Przed początkiem sezonu 2009/2010 zdecydowano, że „Konopa” jest już na tyle dojrzałym zawodnikiem, że można z czystym sumieniem włączyć w spis graczy pierwszego zespołu Dnipro Dnipropietrowsk. Liczącego 20-lat piłkarza czekało ogromnie trudne zadanie wywalczenia sobie miejsca w podstawowej jedenastce. W pierwszych starciach jednak nie pojawił się na placu boju nawet na minutę. Premierowy występ w 2009 roku zaliczył 19 września, wchodząc na 13 minut. Z czasem jednak trenerzy zaczęli coraz bardziej dostrzegać jego starania oraz sukcesywnie wzrastającą formę. Szansę gry od początku dostał 1 listopada tego roku przeciwko Tawrii Simferopol. Zmotywowało to Żenię do jeszcze większego zaangażowania w treningi.
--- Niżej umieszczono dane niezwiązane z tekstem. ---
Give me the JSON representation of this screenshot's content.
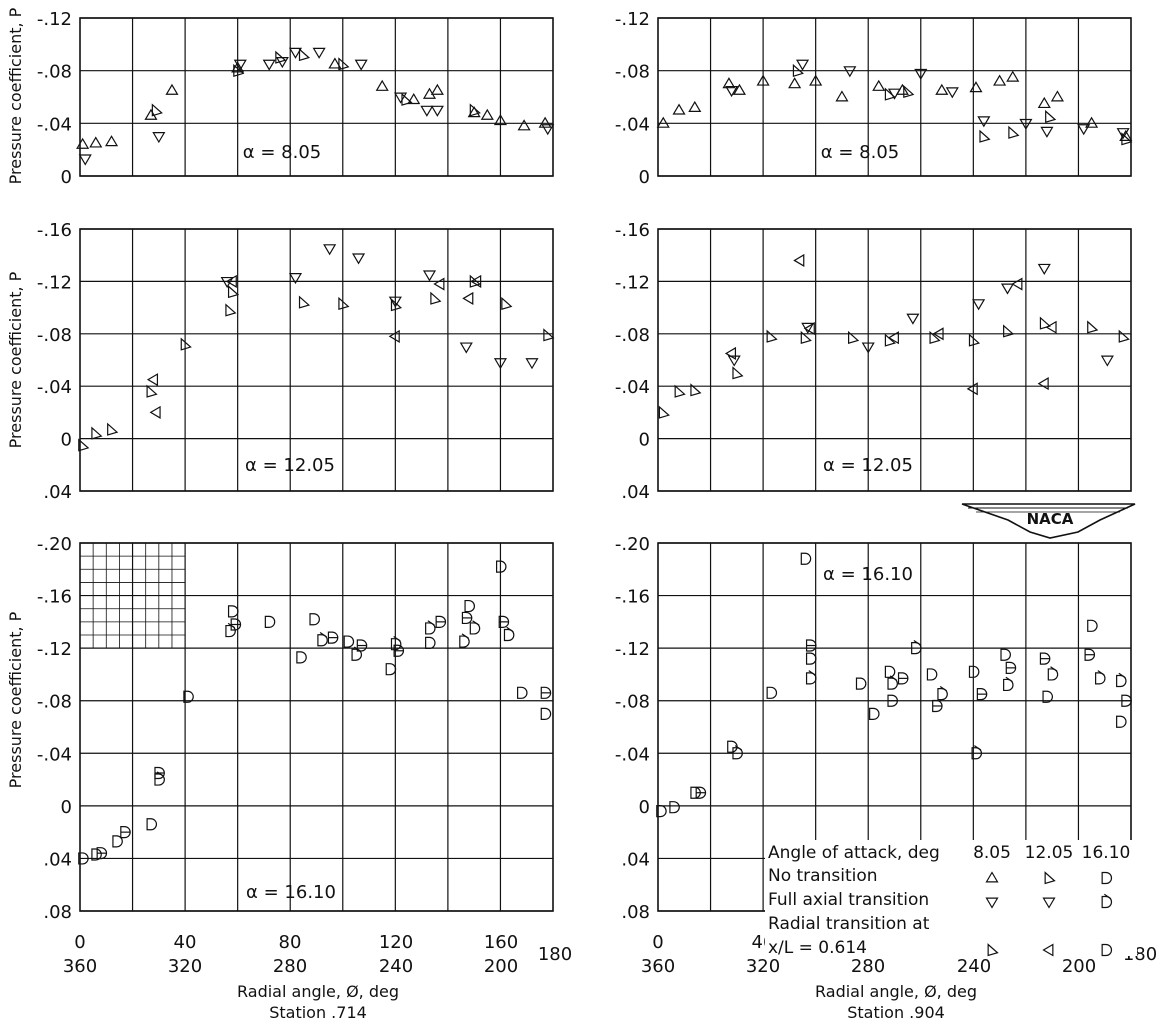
{
  "figure": {
    "ylabel": "Pressure coefficient, P",
    "xlabel": "Radial angle, Ø, deg",
    "x_ticks_top": [
      "0",
      "40",
      "80",
      "120",
      "160"
    ],
    "x_ticks_bottom": [
      "360",
      "320",
      "280",
      "240",
      "200"
    ],
    "x_tick_end": "180",
    "stations": [
      "Station .714",
      "Station .904"
    ],
    "logo": "NACA"
  },
  "legend": {
    "header": "Angle of attack, deg",
    "alphas": [
      "8.05",
      "12.05",
      "16.10"
    ],
    "rows": [
      {
        "label": "No transition",
        "marker": "no_transition"
      },
      {
        "label": "Full axial transition",
        "marker": "full_axial"
      },
      {
        "label": "Radial transition at",
        "marker": ""
      },
      {
        "label": "x/L = 0.614",
        "marker": "radial"
      }
    ]
  },
  "chart_data": [
    {
      "type": "scatter",
      "title": "α = 8.05",
      "station": "Station .714",
      "ylim": [
        0,
        -0.12
      ],
      "yticks": [
        0,
        -0.04,
        -0.08,
        -0.12
      ],
      "ytick_labels": [
        "0",
        "-.04",
        "-.08",
        "-.12"
      ],
      "xlim": [
        0,
        180
      ],
      "series": [
        {
          "marker": "tri-up",
          "points": [
            [
              1,
              -0.024
            ],
            [
              6,
              -0.025
            ],
            [
              12,
              -0.026
            ],
            [
              27,
              -0.046
            ],
            [
              35,
              -0.065
            ],
            [
              60,
              -0.082
            ],
            [
              97,
              -0.085
            ],
            [
              115,
              -0.068
            ],
            [
              127,
              -0.058
            ],
            [
              133,
              -0.062
            ],
            [
              136,
              -0.065
            ],
            [
              150,
              -0.048
            ],
            [
              155,
              -0.046
            ],
            [
              160,
              -0.042
            ],
            [
              169,
              -0.038
            ],
            [
              177,
              -0.04
            ]
          ]
        },
        {
          "marker": "tri-down",
          "points": [
            [
              2,
              -0.013
            ],
            [
              30,
              -0.03
            ],
            [
              61,
              -0.085
            ],
            [
              72,
              -0.085
            ],
            [
              77,
              -0.087
            ],
            [
              82,
              -0.094
            ],
            [
              91,
              -0.094
            ],
            [
              107,
              -0.085
            ],
            [
              122,
              -0.06
            ],
            [
              132,
              -0.05
            ],
            [
              136,
              -0.05
            ],
            [
              178,
              -0.036
            ]
          ]
        },
        {
          "marker": "tri-right",
          "points": [
            [
              29,
              -0.05
            ],
            [
              60,
              -0.08
            ],
            [
              76,
              -0.09
            ],
            [
              85,
              -0.092
            ],
            [
              100,
              -0.085
            ],
            [
              124,
              -0.058
            ],
            [
              150,
              -0.05
            ]
          ]
        }
      ]
    },
    {
      "type": "scatter",
      "title": "α = 8.05",
      "station": "Station .904",
      "ylim": [
        0,
        -0.12
      ],
      "yticks": [
        0,
        -0.04,
        -0.08,
        -0.12
      ],
      "ytick_labels": [
        "0",
        "-.04",
        "-.08",
        "-.12"
      ],
      "xlim": [
        0,
        180
      ],
      "series": [
        {
          "marker": "tri-up",
          "points": [
            [
              2,
              -0.04
            ],
            [
              8,
              -0.05
            ],
            [
              14,
              -0.052
            ],
            [
              27,
              -0.07
            ],
            [
              31,
              -0.065
            ],
            [
              40,
              -0.072
            ],
            [
              52,
              -0.07
            ],
            [
              60,
              -0.072
            ],
            [
              70,
              -0.06
            ],
            [
              84,
              -0.068
            ],
            [
              93,
              -0.065
            ],
            [
              108,
              -0.065
            ],
            [
              121,
              -0.067
            ],
            [
              130,
              -0.072
            ],
            [
              135,
              -0.075
            ],
            [
              147,
              -0.055
            ],
            [
              152,
              -0.06
            ],
            [
              165,
              -0.04
            ],
            [
              178,
              -0.03
            ]
          ]
        },
        {
          "marker": "tri-down",
          "points": [
            [
              28,
              -0.065
            ],
            [
              55,
              -0.085
            ],
            [
              73,
              -0.08
            ],
            [
              90,
              -0.063
            ],
            [
              100,
              -0.078
            ],
            [
              112,
              -0.064
            ],
            [
              124,
              -0.042
            ],
            [
              140,
              -0.04
            ],
            [
              148,
              -0.034
            ],
            [
              162,
              -0.036
            ],
            [
              177,
              -0.033
            ]
          ]
        },
        {
          "marker": "tri-right",
          "points": [
            [
              53,
              -0.08
            ],
            [
              88,
              -0.062
            ],
            [
              95,
              -0.064
            ],
            [
              124,
              -0.03
            ],
            [
              135,
              -0.033
            ],
            [
              149,
              -0.045
            ],
            [
              178,
              -0.028
            ]
          ]
        }
      ]
    },
    {
      "type": "scatter",
      "title": "α = 12.05",
      "station": "Station .714",
      "ylim": [
        0.04,
        -0.16
      ],
      "yticks": [
        0.04,
        0,
        -0.04,
        -0.08,
        -0.12,
        -0.16
      ],
      "ytick_labels": [
        ".04",
        "0",
        "-.04",
        "-.08",
        "-.12",
        "-.16"
      ],
      "xlim": [
        0,
        180
      ],
      "series": [
        {
          "marker": "tri-right",
          "points": [
            [
              1,
              0.005
            ],
            [
              6,
              -0.004
            ],
            [
              12,
              -0.007
            ],
            [
              27,
              -0.036
            ],
            [
              40,
              -0.072
            ],
            [
              57,
              -0.098
            ],
            [
              58,
              -0.112
            ],
            [
              85,
              -0.104
            ],
            [
              100,
              -0.103
            ],
            [
              120,
              -0.102
            ],
            [
              135,
              -0.107
            ],
            [
              150,
              -0.12
            ],
            [
              162,
              -0.103
            ],
            [
              178,
              -0.079
            ]
          ]
        },
        {
          "marker": "tri-down",
          "points": [
            [
              56,
              -0.12
            ],
            [
              82,
              -0.123
            ],
            [
              95,
              -0.145
            ],
            [
              106,
              -0.138
            ],
            [
              120,
              -0.105
            ],
            [
              133,
              -0.125
            ],
            [
              147,
              -0.07
            ],
            [
              160,
              -0.058
            ],
            [
              172,
              -0.058
            ]
          ]
        },
        {
          "marker": "tri-left",
          "points": [
            [
              28,
              -0.045
            ],
            [
              29,
              -0.02
            ],
            [
              58,
              -0.12
            ],
            [
              120,
              -0.078
            ],
            [
              137,
              -0.118
            ],
            [
              148,
              -0.107
            ],
            [
              151,
              -0.12
            ]
          ]
        }
      ]
    },
    {
      "type": "scatter",
      "title": "α = 12.05",
      "station": "Station .904",
      "ylim": [
        0.04,
        -0.16
      ],
      "yticks": [
        0.04,
        0,
        -0.04,
        -0.08,
        -0.12,
        -0.16
      ],
      "ytick_labels": [
        ".04",
        "0",
        "-.04",
        "-.08",
        "-.12",
        "-.16"
      ],
      "xlim": [
        0,
        180
      ],
      "series": [
        {
          "marker": "tri-right",
          "points": [
            [
              2,
              -0.02
            ],
            [
              8,
              -0.036
            ],
            [
              14,
              -0.037
            ],
            [
              30,
              -0.05
            ],
            [
              43,
              -0.078
            ],
            [
              56,
              -0.077
            ],
            [
              74,
              -0.077
            ],
            [
              88,
              -0.075
            ],
            [
              105,
              -0.077
            ],
            [
              120,
              -0.075
            ],
            [
              133,
              -0.082
            ],
            [
              147,
              -0.088
            ],
            [
              165,
              -0.085
            ],
            [
              177,
              -0.078
            ]
          ]
        },
        {
          "marker": "tri-down",
          "points": [
            [
              29,
              -0.06
            ],
            [
              57,
              -0.085
            ],
            [
              80,
              -0.07
            ],
            [
              97,
              -0.092
            ],
            [
              122,
              -0.103
            ],
            [
              133,
              -0.115
            ],
            [
              147,
              -0.13
            ],
            [
              171,
              -0.06
            ]
          ]
        },
        {
          "marker": "tri-left",
          "points": [
            [
              28,
              -0.065
            ],
            [
              54,
              -0.136
            ],
            [
              58,
              -0.084
            ],
            [
              90,
              -0.077
            ],
            [
              107,
              -0.08
            ],
            [
              120,
              -0.038
            ],
            [
              137,
              -0.118
            ],
            [
              147,
              -0.042
            ],
            [
              150,
              -0.085
            ]
          ]
        }
      ]
    },
    {
      "type": "scatter",
      "title": "α = 16.10",
      "station": "Station .714",
      "ylim": [
        0.08,
        -0.2
      ],
      "yticks": [
        0.08,
        0.04,
        0,
        -0.04,
        -0.08,
        -0.12,
        -0.16,
        -0.2
      ],
      "ytick_labels": [
        ".08",
        ".04",
        "0",
        "-.04",
        "-.08",
        "-.12",
        "-.16",
        "-.20"
      ],
      "xlim": [
        0,
        180
      ],
      "series": [
        {
          "marker": "d-open",
          "points": [
            [
              1,
              0.04
            ],
            [
              6,
              0.037
            ],
            [
              14,
              0.027
            ],
            [
              27,
              0.014
            ],
            [
              41,
              -0.083
            ],
            [
              58,
              -0.148
            ],
            [
              72,
              -0.14
            ],
            [
              84,
              -0.113
            ],
            [
              89,
              -0.142
            ],
            [
              102,
              -0.125
            ],
            [
              118,
              -0.104
            ],
            [
              133,
              -0.124
            ],
            [
              148,
              -0.152
            ],
            [
              160,
              -0.182
            ],
            [
              168,
              -0.086
            ],
            [
              177,
              -0.07
            ]
          ]
        },
        {
          "marker": "d-cup",
          "points": [
            [
              30,
              -0.02
            ],
            [
              57,
              -0.133
            ],
            [
              92,
              -0.126
            ],
            [
              105,
              -0.115
            ],
            [
              120,
              -0.123
            ],
            [
              133,
              -0.135
            ],
            [
              146,
              -0.125
            ],
            [
              150,
              -0.135
            ],
            [
              163,
              -0.13
            ]
          ]
        },
        {
          "marker": "d-bar",
          "points": [
            [
              8,
              0.036
            ],
            [
              17,
              0.02
            ],
            [
              30,
              -0.025
            ],
            [
              59,
              -0.138
            ],
            [
              96,
              -0.128
            ],
            [
              107,
              -0.122
            ],
            [
              121,
              -0.118
            ],
            [
              137,
              -0.14
            ],
            [
              147,
              -0.143
            ],
            [
              161,
              -0.14
            ],
            [
              177,
              -0.086
            ]
          ]
        }
      ]
    },
    {
      "type": "scatter",
      "title": "α = 16.10",
      "station": "Station .904",
      "ylim": [
        0.08,
        -0.2
      ],
      "yticks": [
        0.08,
        0.04,
        0,
        -0.04,
        -0.08,
        -0.12,
        -0.16,
        -0.2
      ],
      "ytick_labels": [
        ".08",
        ".04",
        "0",
        "-.04",
        "-.08",
        "-.12",
        "-.16",
        "-.20"
      ],
      "xlim": [
        0,
        180
      ],
      "series": [
        {
          "marker": "d-open",
          "points": [
            [
              1,
              0.004
            ],
            [
              6,
              0.001
            ],
            [
              14,
              -0.01
            ],
            [
              28,
              -0.045
            ],
            [
              43,
              -0.086
            ],
            [
              56,
              -0.188
            ],
            [
              58,
              -0.112
            ],
            [
              77,
              -0.093
            ],
            [
              82,
              -0.07
            ],
            [
              88,
              -0.102
            ],
            [
              104,
              -0.1
            ],
            [
              120,
              -0.102
            ],
            [
              132,
              -0.115
            ],
            [
              148,
              -0.083
            ],
            [
              165,
              -0.137
            ],
            [
              176,
              -0.064
            ]
          ]
        },
        {
          "marker": "d-cup",
          "points": [
            [
              30,
              -0.04
            ],
            [
              58,
              -0.097
            ],
            [
              89,
              -0.093
            ],
            [
              98,
              -0.12
            ],
            [
              108,
              -0.085
            ],
            [
              121,
              -0.04
            ],
            [
              133,
              -0.092
            ],
            [
              150,
              -0.1
            ],
            [
              168,
              -0.097
            ],
            [
              176,
              -0.095
            ]
          ]
        },
        {
          "marker": "d-bar",
          "points": [
            [
              16,
              -0.01
            ],
            [
              58,
              -0.122
            ],
            [
              89,
              -0.08
            ],
            [
              93,
              -0.097
            ],
            [
              106,
              -0.076
            ],
            [
              123,
              -0.085
            ],
            [
              134,
              -0.105
            ],
            [
              147,
              -0.112
            ],
            [
              164,
              -0.115
            ],
            [
              178,
              -0.08
            ]
          ]
        }
      ]
    }
  ],
  "alpha_labels": [
    "α = 8.05",
    "α = 8.05",
    "α = 12.05",
    "α = 12.05",
    "α = 16.10",
    "α = 16.10"
  ]
}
Dzięki temu na początku lutego 2010 wszedł do pierwszego składu i już go nie oddał. W każdym meczu prezentował się z bardzo dobrej strony. Jego znakomite występy wywołały również lawinę porównań do najlepszych graczy globu. Konopliankę zaczęto nawet nazywać „ukraińskim Messim”. Zawodnikiem zainteresował się również trener Myron Markewicz, prowadzący ówcześnie pierwszą reprezentację Ukrainy. W niej Jewhen zadebiutował 25 kwietnia w starciu przeciwko Litwie. Dotychczas w zespole narodowym zaprezentował się cztery razy oraz zdążył jednokrotnie umieścić piłkę w siatce rywala.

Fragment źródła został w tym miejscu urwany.